While passive investment has consistently outperformed active investment, it cannot do everything active investment can. In order to keep low transactions costs, most indexes cover only large cap stocks to maintain low turnover. Because of this constraint to large cap stocks, passive investment leads to several types of risk. Passive investment is subject to the risk of large cap versus small cap stocks — a bull market in small cap stocks or a bear market in large cap stocks could put active investment returns ahead of their passive counterparts. Because it uses only large cap stocks, passive investment tends to follow the business cycle; in times of growth, returns on indexes are great, but recessions could easily inhibit passive investment. Time frames also matter. Passive investment cannot deliver the short-term returns of active investment, and it requires time for any market fluctuations to correct.

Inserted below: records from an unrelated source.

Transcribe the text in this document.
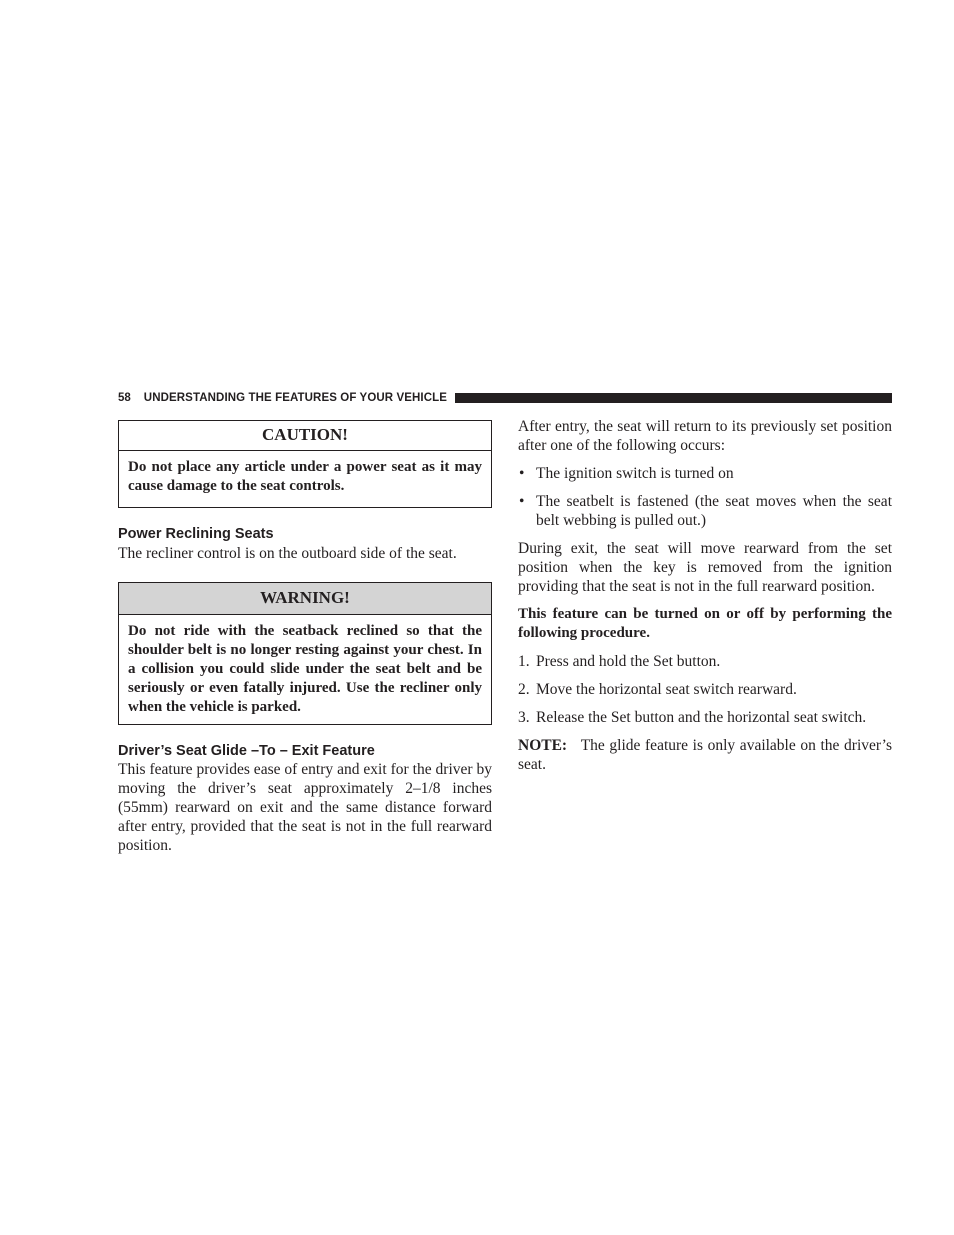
58 UNDERSTANDING THE FEATURES OF YOUR VEHICLE
CAUTION!
Do not place any article under a power seat as it may cause damage to the seat controls.
Power Reclining Seats

The recliner control is on the outboard side of the seat.

WARNING!
Do not ride with the seatback reclined so that the shoulder belt is no longer resting against your chest. In a collision you could slide under the seat belt and be seriously or even fatally injured. Use the recliner only when the vehicle is parked.
Driver’s Seat Glide –To – Exit Feature

This feature provides ease of entry and exit for the driver by moving the driver’s seat approximately 2–1/8 inches (55mm) rearward on exit and the same distance forward after entry, provided that the seat is not in the full rearward position.

After entry, the seat will return to its previously set position after one of the following occurs:

• The ignition switch is turned on
• The seatbelt is fastened (the seat moves when the seat belt webbing is pulled out.)

During exit, the seat will move rearward from the set position when the key is removed from the ignition providing that the seat is not in the full rearward position.

This feature can be turned on or off by performing the following procedure.

1. Press and hold the Set button.
2. Move the horizontal seat switch rearward.
3. Release the Set button and the horizontal seat switch.

NOTE: The glide feature is only available on the driver’s seat.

An increase in market power of passive investment funds may also cause certain unexpected problems. With an increase in the amount invested in indexes, the expectation is that this would cause increased correlation between stocks in different indexes. Likewise, an individual stock’s characteristics, such as membership in indexes or presence in exchanges will gain more importance in valuation over a firm’s operations or overall health.

Another issue is the measure of performance. A team from Goldman Sachs argued that stock returns and dividends are becoming increasingly inefficient measurements of performance due to the lower turnover of passive investments. With passive investment, returns and dividends are not solely determined by firm decisions. Boards must differentiate the “characteristic-driven” or “flow-driven” movements within their stock from fundamental ones in order to “better evaluate underlying corporate performance.” The team suggests that other measures, such as cash returns on investment or return on tangible equity, are more comparable across firms and better evaluate a firm’s health. Without taking these issues into consideration, passive investment can easily flip in performance given enough time.

The previously mentioned problems appear when passive investment gains a significant enough share of the market, and the evidence indicates that we are moving in that direction but are not quite there yet. According to Morningstar, an investment research firm, approximately $9.3 trillion is currently invested actively compared to the $5.5 trillion passively. However, those numbers have been shifting steadily. In 2016, Morningstar also reported that active funds experienced outflows of $285.2 billion while passive funds experienced inflows of $428.7 billion.

On the other hand, a study by Schaeffer’s Investment Research, a market information services and research firm, found, on average, stocks added to the NASDAQ 100 Index underperformed and averaged negative returns over the next year while stocks removed outperformed the index in the short term and stayed relatively on pace with the index in the long term. While the average returns of stocks removed from the NASDAQ 100 may be skewed due to data being limited to only stocks that were not bought out or did not go bankrupt, the underperforming average returns of stocks added to the index does imply an overvaluation. The overvaluation in this case suggests that investors have excessively optimistic expectations about stocks joining the index. In other words, investors on average overestimate the effect joining an index has on returns. The evidence signifies that passive investment has room to grow before their market power becomes a problem.

While the influence of passive investment has been increasing, it is not as large as expected. There has been no evidence that active investment on average will offer higher returns than passive investment within the near future. Even in the presence of a bear market, data shows that recessions affect active investment just the same (if not more) as they do passive investment. However, if passive investment gains enough steam with no change in structure, it is highly unlikely that passive investment will be able to maintain the success it currently has.